Setelah selesai membaca surat tersebut, sang banker kembali menaruhnya di atas meja, lalu menciumnya di kepala, kemudian keluar dari gubuk sambil menangis. Dulu, bahkan jika dia rugi banyak di pasar saham, dia tidak akan pernah merasa dirinya hina seperti ini. Ketika dia sampai di rumah, dia segera berbaring di ranjang, namun air mata dan hatinya membuatnya tidak dapat tertidur selama berjam-jam.

Keesokan harinya sang penjaga berlari dengan wajah pucat. Dia mengatakan bahwa orang yang tinggal di gubuk telah memanjat keluar melalui jendela, berlari ke pagar, lalu menghilang.
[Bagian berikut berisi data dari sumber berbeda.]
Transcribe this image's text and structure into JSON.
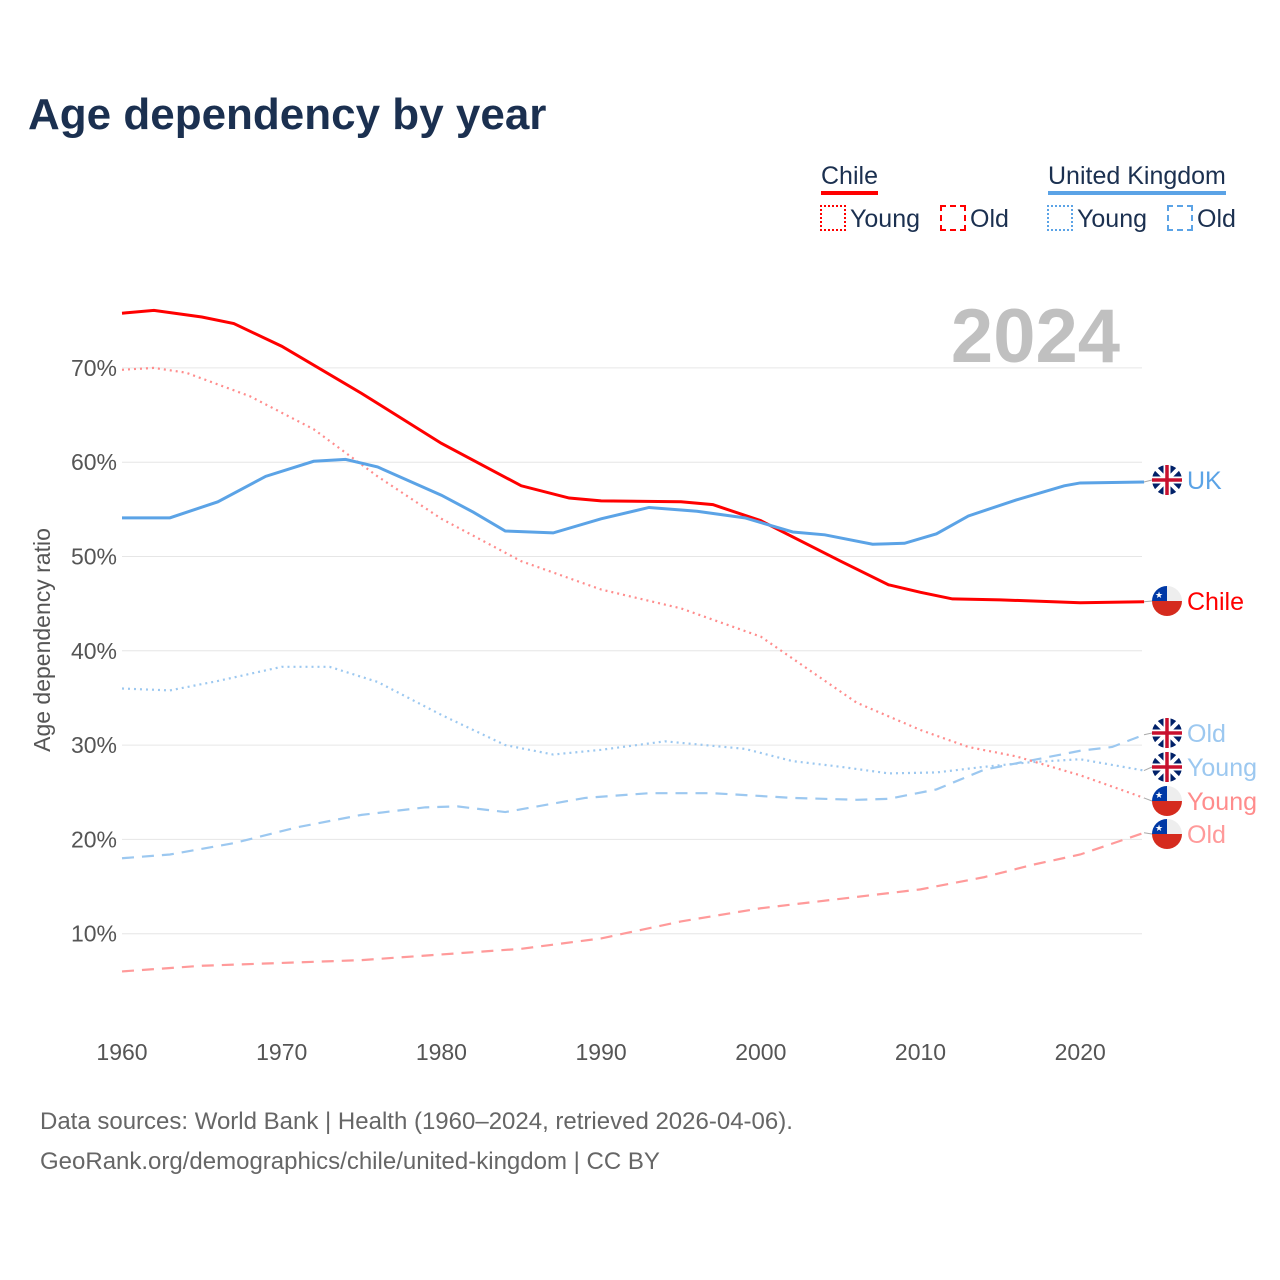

Sang banker pergi bersama pelayannya ke gubuk untuk memastikan kepergian tawanannya. Untuk menghindari pembicaraan yang tidak diinginkan, dia mengambil surat di atas meja yang menjelaskan bahwa tawanannya menolak uang yang telah dijanjikan, dan sesampainya di rumah, dia menguncinya di dalam brankas.

[selesai]
Catatan Penerjemah:
[1]      Siren; Makhluk dari mitologi Yunani yang berwujud perempuan dan nyanyiannya dapat memikat para pelaut sampai lupa diri dan menabrak karang.